Though he and Simon parted ways a lifetime ago, Garfunkel retains a fondness for his iconic duo. Asked what song he is most proud of, he immediately cites “Bridge Over Troubled Water.” “It’s sung well, and it’s produced beautifully,” he says.

Garfunkel also positively lights up talking about his family. “I’m proud of my family; they’re beauties.” He and his wife, Kathryn Luce Garfunkel, an actor-singer, have two sons James, 28, and Beau, 13, both musically talented as a singer and piano player, respectively.

Garfunkel’s world was shaken when he lost his voice in 2010 to what doctors called vocal-cord paresis (or partial paralysis), which took an agonizing four years to fully recover from. “It was very hard to know who I was if not a singer,” he recalls. “It really threw me into a bad place.” Garfunkel never accepted his singing career was over, though. “I was always dedicated, and you know, you have patience. You try and you weep over efforts made that are still not working, and it’s a cracking, froggy sound.”
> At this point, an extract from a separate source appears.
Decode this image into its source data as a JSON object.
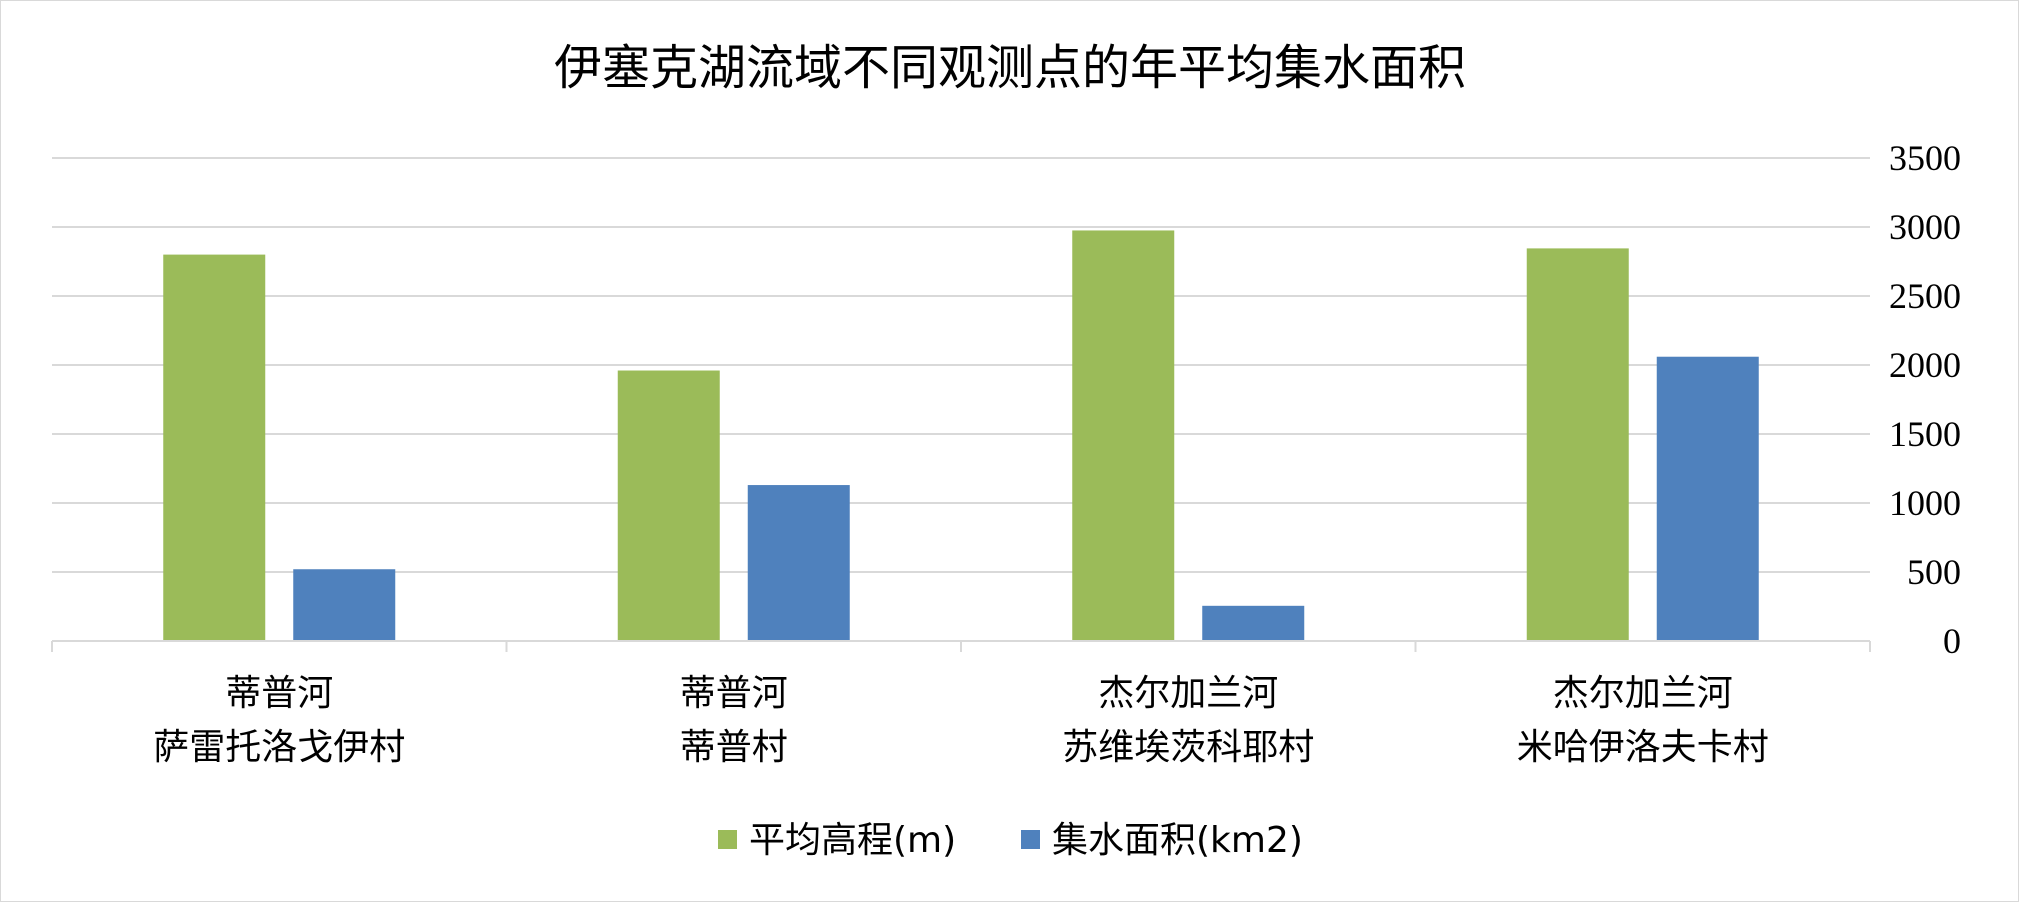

Having accomplished so much, one wonders if Garfunkel is content, his bucket-list items all ticked off. Hardly. “I have not let it rip. There are places I’ve not been to. I find traveling is really bulky and getting tough, but I still have great curiosity to live and to burn with my curiosity,” shares Garfunkel. “So it’s a contradiction — just when it’s tougher is when I most want to be connected to the world.”